How to stop Facebook and Instagram using your photos to train AI

Meta says it can't guarantee your data won't be stored - even if you ask it not to.

AI Facebook logo displayed on a phone screen and Mark Zuckerberg account on Facebook website displayed on a laptop screen are seen in this illustration photo taken in Krakow, Poland on February 4, 2024. (Photo by Jakub Porzycki/NurPhoto via Getty Images)
Mark Zuckerberg's Facebook and Instagram are using people's data to train AI models. (NurPhoto via Getty Images)

Your Facebook and Instagram posts are a rich resource for ‘training’ artificial intelligence - and Meta, the parent company of Facebook and Instagram, is using data from both services to ‘train’ its artificial intelligence (AI).

It became clear earlier this year that Meta is ‘training’ its AI models using photos, posts and comments from users, after users in Europe were sent a message about an update to the privacy policy.

Meta’s privacy policy says: "Since it takes such a large amount of data to teach effective models, a combination of sources are used for training."

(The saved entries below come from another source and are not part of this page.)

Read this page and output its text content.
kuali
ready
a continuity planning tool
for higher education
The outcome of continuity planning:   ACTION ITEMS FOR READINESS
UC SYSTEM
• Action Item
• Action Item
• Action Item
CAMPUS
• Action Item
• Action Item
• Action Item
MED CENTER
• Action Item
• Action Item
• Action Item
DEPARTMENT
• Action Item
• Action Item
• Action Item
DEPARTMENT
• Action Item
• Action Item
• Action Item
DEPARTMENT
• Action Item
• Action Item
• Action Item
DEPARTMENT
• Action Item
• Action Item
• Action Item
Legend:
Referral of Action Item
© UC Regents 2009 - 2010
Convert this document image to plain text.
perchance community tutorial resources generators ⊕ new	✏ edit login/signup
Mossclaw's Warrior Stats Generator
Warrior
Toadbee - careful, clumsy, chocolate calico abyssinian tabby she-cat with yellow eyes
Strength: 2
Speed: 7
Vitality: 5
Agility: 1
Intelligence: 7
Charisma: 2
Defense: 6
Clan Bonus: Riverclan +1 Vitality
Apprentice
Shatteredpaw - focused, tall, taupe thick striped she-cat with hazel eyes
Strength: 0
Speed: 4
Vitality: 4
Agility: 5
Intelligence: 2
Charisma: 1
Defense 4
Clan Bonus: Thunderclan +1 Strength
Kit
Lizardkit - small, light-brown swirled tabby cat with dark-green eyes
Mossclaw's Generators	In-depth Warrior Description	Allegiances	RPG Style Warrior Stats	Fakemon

The company says that publicly available information from the internet is used to train models, along with what the company describes as "information shared on Meta’s Products and services. This information could be things like posts or photos and their captions. We do not use the content of your private messages with friends and family to train our AIs."

But there is a way to request to opt out from having your data used in this way.

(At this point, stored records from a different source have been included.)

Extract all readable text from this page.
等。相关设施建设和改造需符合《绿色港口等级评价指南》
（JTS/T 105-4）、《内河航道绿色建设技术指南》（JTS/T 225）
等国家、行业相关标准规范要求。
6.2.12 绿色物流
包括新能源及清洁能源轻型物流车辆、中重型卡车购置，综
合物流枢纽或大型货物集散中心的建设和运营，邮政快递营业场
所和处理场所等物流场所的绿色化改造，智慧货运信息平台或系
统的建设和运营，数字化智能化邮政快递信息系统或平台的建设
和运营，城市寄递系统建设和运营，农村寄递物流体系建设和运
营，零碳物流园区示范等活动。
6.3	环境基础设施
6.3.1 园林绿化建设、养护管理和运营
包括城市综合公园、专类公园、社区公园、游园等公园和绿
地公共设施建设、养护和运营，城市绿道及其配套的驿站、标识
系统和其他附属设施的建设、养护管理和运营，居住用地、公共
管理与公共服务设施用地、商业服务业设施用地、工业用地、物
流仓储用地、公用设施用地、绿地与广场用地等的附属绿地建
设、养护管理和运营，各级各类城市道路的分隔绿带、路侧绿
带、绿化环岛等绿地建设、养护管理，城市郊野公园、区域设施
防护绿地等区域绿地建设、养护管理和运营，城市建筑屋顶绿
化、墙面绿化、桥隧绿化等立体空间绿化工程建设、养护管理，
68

In the training phase, AI models are ‘fed’ curated data – in this case, your Facebook and Instagram photos and posts – to make them respond more accurately.

In the inference phase, users ask a query – for instance, you might ask a large language model such as ChatGPT to write a list of salad recipes – and the model will draw on its store of information that it has been trained on in order to answer the question.

Rather than ‘storing’ the full data, the model stores data as ‘weights’ which relate different facts, images and ideas, which are then used to deal with fresh commands.

Facebook notified users that their data might be being used (Meta)
Facebook notified users that their data might be being used (Meta)

People worry about private data being used in this way, as the data is out of their control and it’s not always clear how AI models use it – or whether there’s a risk of personal data resurfacing.

Even if you opt out of Facebook using your data, models may be being trained on your posts from other social media platforms.

Tech companies including Meta, OpenAI and Alphabet's have been criticised for using information scraped from the internet without permission to train their AI models.

These companies are weighing how to handle the private or copyrighted materials vacuumed up in that process that their AI systems may reproduce, while facing lawsuits from authors accusing them of infringing copyrights.

Facebook offers a dedicated page where users can object to their data being used to train AI, although it stops short of promising that it won’t.

Users can object by sharing their email address, their country of residence, and why they believe their messages and images should not be used to train AI. The form can be found here.

Facebook allows users to request to opt out (Meta)
Facebook allows users to request to opt out (Meta)

Meta say: "We’ll review objection requests in accordance with relevant data protection laws. If your request is honoured, it will be applied going forward."

Speaking to Yahoo News, a Meta representative explained that any reasonable request not to have data used will be honoured (and users don't have to prove that they have been harmed or are a special case).

But Meta says that your data may still be processed if you are (for example) featured in an image posted by someone else.

The company says: "We may still process information about you to develop and improve AI at Meta, even if you object or don’t use our products and services. For example, this could happen if you or your information: appear anywhere in an image shared on our products or services by someone who uses them, are mentioned in posts or captions that someone else shares on our products and services."